We
all have our own idea of when the world began but Bishop James Ussher
calculated the date: the 22nd of October 4004 BC. Most people
nowadays find this date unrealistic. Ussher (1581-1656) was a more courageous forerunner
of the science represented in the two books pictured here: chronology.
Courageous in that he forthrightly published his findings, based on scrupulous attention
to all time frames stated in the Bible. His was part of the emerging
Enlightenment’s fixation on evidence, that would choose to read the Seven Days in
Genesis as a literal scientific statement rather than a beautiful sequenced Hebrew
hymn in praise of Creation. One of these number crunchers was a Carmelite from
Navarre named Miguel de Jesus Maria y Hualde, a polymath whose works are a
snapshot of religion and science happily adventuring together after quixotic
proofs. Both books were published in Madrid in 1765, the first a complex
analysis of dating of biblical events using different calendars, the other a
comprehensive arithmetical disquisition with the backing of scholarship on the
timing in the life of Jesus Christ.
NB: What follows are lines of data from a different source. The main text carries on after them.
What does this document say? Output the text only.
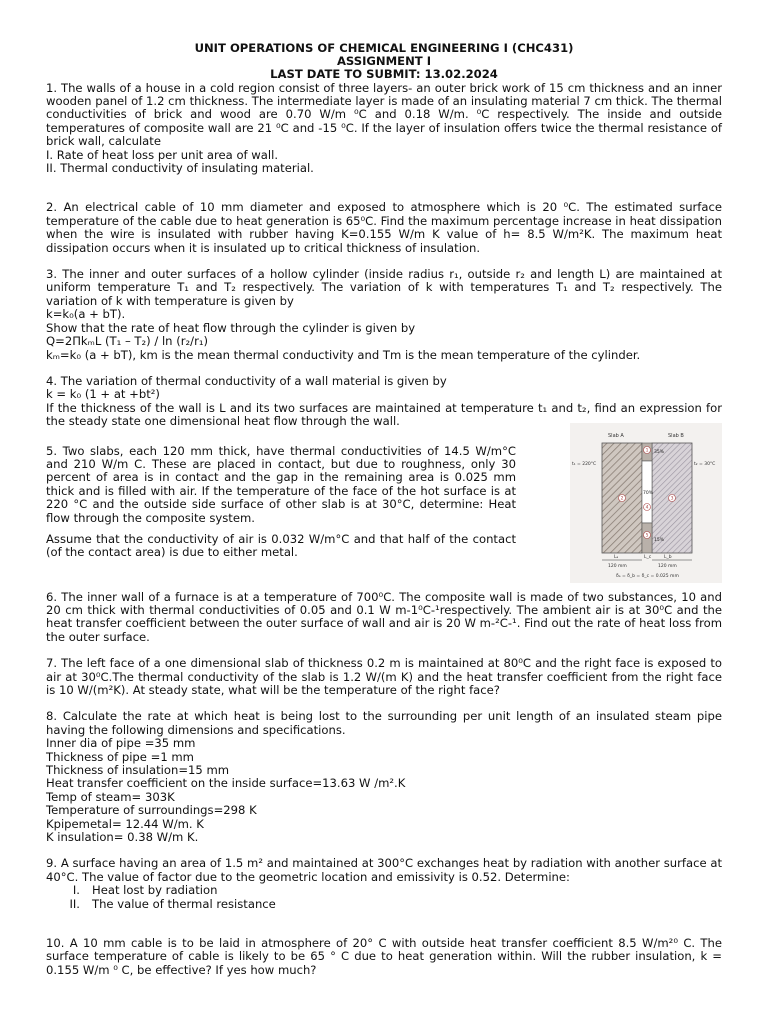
UNIT OPERATIONS OF CHEMICAL ENGINEERING I (CHC431)
ASSIGNMENT I
LAST DATE TO SUBMIT: 13.02.2024
1. The walls of a house in a cold region consist of three layers- an outer brick work of 15 cm thickness and an inner wooden panel of 1.2 cm thickness. The intermediate layer is made of an insulating material 7 cm thick. The thermal conductivities of brick and wood are 0.70 W/m ⁰C and 0.18 W/m. ⁰C respectively. The inside and outside temperatures of composite wall are 21 ⁰C and -15 ⁰C. If the layer of insulation offers twice the thermal resistance of brick wall, calculate
I. Rate of heat loss per unit area of wall.
II. Thermal conductivity of insulating material.
2. An electrical cable of 10 mm diameter and exposed to atmosphere which is 20 ⁰C. The estimated surface temperature of the cable due to heat generation is 65⁰C. Find the maximum percentage increase in heat dissipation when the wire is insulated with rubber having K=0.155 W/m K value of h= 8.5 W/m²K. The maximum heat dissipation occurs when it is insulated up to critical thickness of insulation.
3. The inner and outer surfaces of a hollow cylinder (inside radius r₁, outside r₂ and length L) are maintained at uniform temperature T₁ and T₂ respectively. The variation of k with temperatures T₁ and T₂ respectively. The variation of k with temperature is given by
k=k₀(a + bT).
Show that the rate of heat flow through the cylinder is given by
Q=2ΠkₘL (T₁ – T₂) / ln (r₂/r₁)
kₘ=k₀ (a + bT), km is the mean thermal conductivity and Tm is the mean temperature of the cylinder.
4. The variation of thermal conductivity of a wall material is given by
k = k₀ (1 + at +bt²)
If the thickness of the wall is L and its two surfaces are maintained at temperature t₁ and t₂, find an expression for the steady state one dimensional heat flow through the wall.
5. Two slabs, each 120 mm thick, have thermal conductivities of 14.5 W/m°C and 210 W/m C. These are placed in contact, but due to roughness, only 30 percent of area is in contact and the gap in the remaining area is 0.025 mm thick and is filled with air. If the temperature of the face of the hot surface is at 220 °C and the outside side surface of other slab is at 30°C, determine: Heat flow through the composite system.
Assume that the conductivity of air is 0.032 W/m°C and that half of the contact (of the contact area) is due to either metal.
Slab A	Slab B
t₁ = 220°C	t₂ = 30°C
35%
70%
15%
1
2	3
4
5
Lₐ	L_b
L_c
120 mm	120 mm
δₐ = δ_b = δ_c = 0.025 mm
6. The inner wall of a furnace is at a temperature of 700⁰C. The composite wall is made of two substances, 10 and 20 cm thick with thermal conductivities of 0.05 and 0.1 W m-1⁰C-¹respectively. The ambient air is at 30⁰C and the heat transfer coefficient between the outer surface of wall and air is 20 W m-²C-¹. Find out the rate of heat loss from the outer surface.
7. The left face of a one dimensional slab of thickness 0.2 m is maintained at 80⁰C and the right face is exposed to air at 30⁰C.The thermal conductivity of the slab is 1.2 W/(m K) and the heat transfer coefficient from the right face is 10 W/(m²K). At steady state, what will be the temperature of the right face?
8. Calculate the rate at which heat is being lost to the surrounding per unit length of an insulated steam pipe having the following dimensions and specifications.
Inner dia of pipe =35 mm
Thickness of pipe =1 mm
Thickness of insulation=15 mm
Heat transfer coefficient on the inside surface=13.63 W /m².K
Temp of steam= 303K
Temperature of surroundings=298 K
Kpipemetal= 12.44 W/m. K
K insulation= 0.38 W/m K.
9. A surface having an area of 1.5 m² and maintained at 300°C exchanges heat by radiation with another surface at 40°C. The value of factor due to the geometric location and emissivity is 0.52. Determine:
I.	Heat lost by radiation
II.	The value of thermal resistance
10. A 10 mm cable is to be laid in atmosphere of 20° C with outside heat transfer coefficient 8.5 W/m²⁰ C. The surface temperature of cable is likely to be 65 ° C due to heat generation within. Will the rubber insulation, k = 0.155 W/m ⁰ C, be effective? If yes how much?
Page 48 arrives at the date of his Passion
and Death: the 3rd of April 33 CE. This kind of thorough
evidence-based research was sure to dispel the increasingly popularised image
of the Bible as “crude and bloody, with the nobler sentiments of some of the
New Testament seen as overlaid with inconsistency and falsehood,” to quote John
Barton in his highly recommended ‘A History of the Bible’ (London, 2019). The
cataloguing of such treasures is a delight. Father Miguel goes in for long,
comprehensive titles and lots of graphs and folding maps. Thus far I have not
been able to locate his dates, flourished in the late 18th century
to judge from his holdings in the Biblioteca Nacional de España. Nor is there
anything much about him in English online, only copious Amazon versions from
suspect reprint outfits.
A folding chronology of the Julian calendar and consequent details up to
and including its head-on collision with 1583, in very exact detail.